Myrtle’s Memories
Myrtle’s memories were waiting in my mailbox a few days ago, in a large brown envelope from Calloway County.
Myrtle Rickman Cooper’s nephew, Bobby Barron of Murray, had told me they were on the way. Myrtle died in 1996 and Bobby’s uncle Jimmy found some of her writings entitled Memories, which Bobby thought I might like to see.
While reading the few pages, I kept wishing that Myrtle’s mother, Lucy Rickman, who died in the spring of 1990 at age 96, could have seen the tribute her daughter had written about her soon after her passing.
Myrtle, the fourth of 10 children, three of whom died in infancy, began by describing the Calloway County farmhouse where her family lived when she was born in 1920—three rooms with a porch downstairs, and an unfinished upstairs where some of the children slept under the tin roof. Water was drawn from a cistern that had to have water hauled to it and poured in from a big tank with a rubber hose. No electricity. Myrtle writes:
I recall seeing my mother in the kitchen more than any other place…I have always wondered how she could be everywhere at once, with a baby in her arms and another hanging onto her skirt. She managed to hoe the garden with one baby on a pallet and another in a big box. She would hoe tobacco and cut corn around the edge of the field so that she could keep an eye on the little ones.
I recall many days after I started to school when she would have the washing started before I left and would still be washing when I returned home about three or four o’clock. But, during that time, she had fixed lunch for six or eight men working in the fields, gathered vegetables and prepared them, and picked fruit such as apples, peaches, and blackberries. She never let anything go to waste…

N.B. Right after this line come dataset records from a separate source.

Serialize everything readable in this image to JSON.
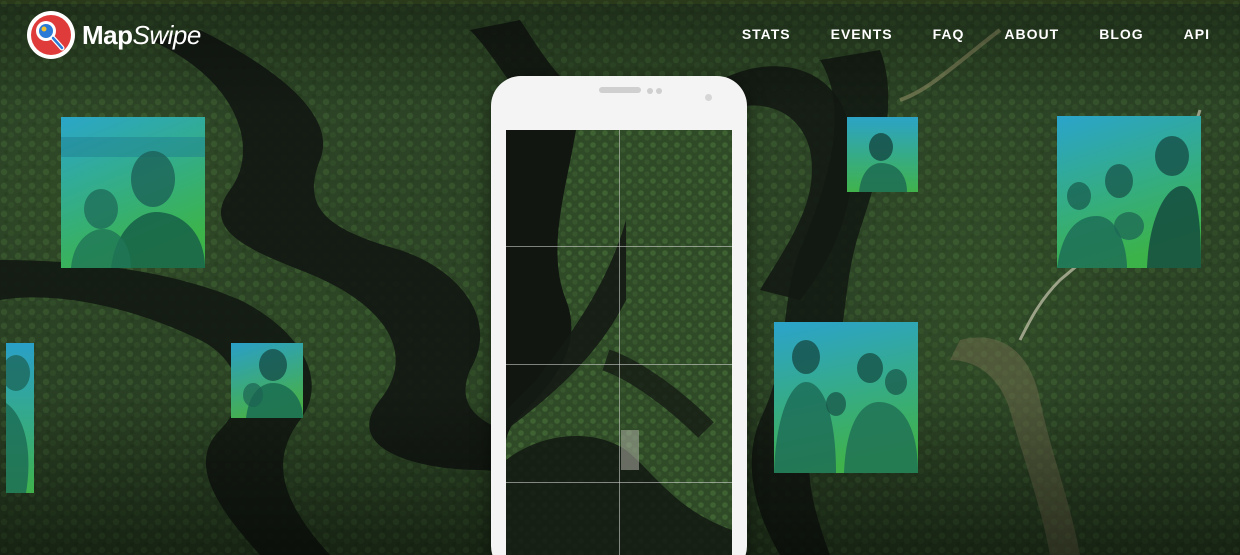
{
  "brand": {
    "name_bold": "Map",
    "name_italic": "Swipe"
  },
  "nav": {
    "items": [
      {
        "label": "STATS"
      },
      {
        "label": "EVENTS"
      },
      {
        "label": "FAQ"
      },
      {
        "label": "ABOUT"
      },
      {
        "label": "BLOG"
      },
      {
        "label": "API"
      }
    ]
  },
  "colors": {
    "photo_tint_top": "#2aa0c8",
    "photo_tint_bottom": "#37b34a",
    "forest": "#2f4a27",
    "river": "#141a14",
    "phone_body": "#f4f4f4",
    "top_accent": "#6f8a2e"
  },
  "icons": {
    "logo": "mapswipe-magnifier-logo"
  }
}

I know my mother could make a gallon of water go further than anybody I know. I think some days now I use more water in one day than we used in months.
Myrtle wrote about homemade toys and good times, church meetings, broomstick skirts her mother made, and working in tobacco. Her father, Edd, often borrowed money to buy their school shoes, she said, but always repaid it when his tobacco sold.
We washed on the back porch with two tubs on two chairs turned down. We drew the water, heated it in an iron kettle, scrubbed on a washboard, and hung the clothes on a line and on the garden fence since we never had enough line.
When she finished in the kitchen at night (my mother) always had some patching or sewing to do. I never had a dress made just for me until I was a grown girl…
I never remember hearing my mother complain about not having enough of anything, or having too much work.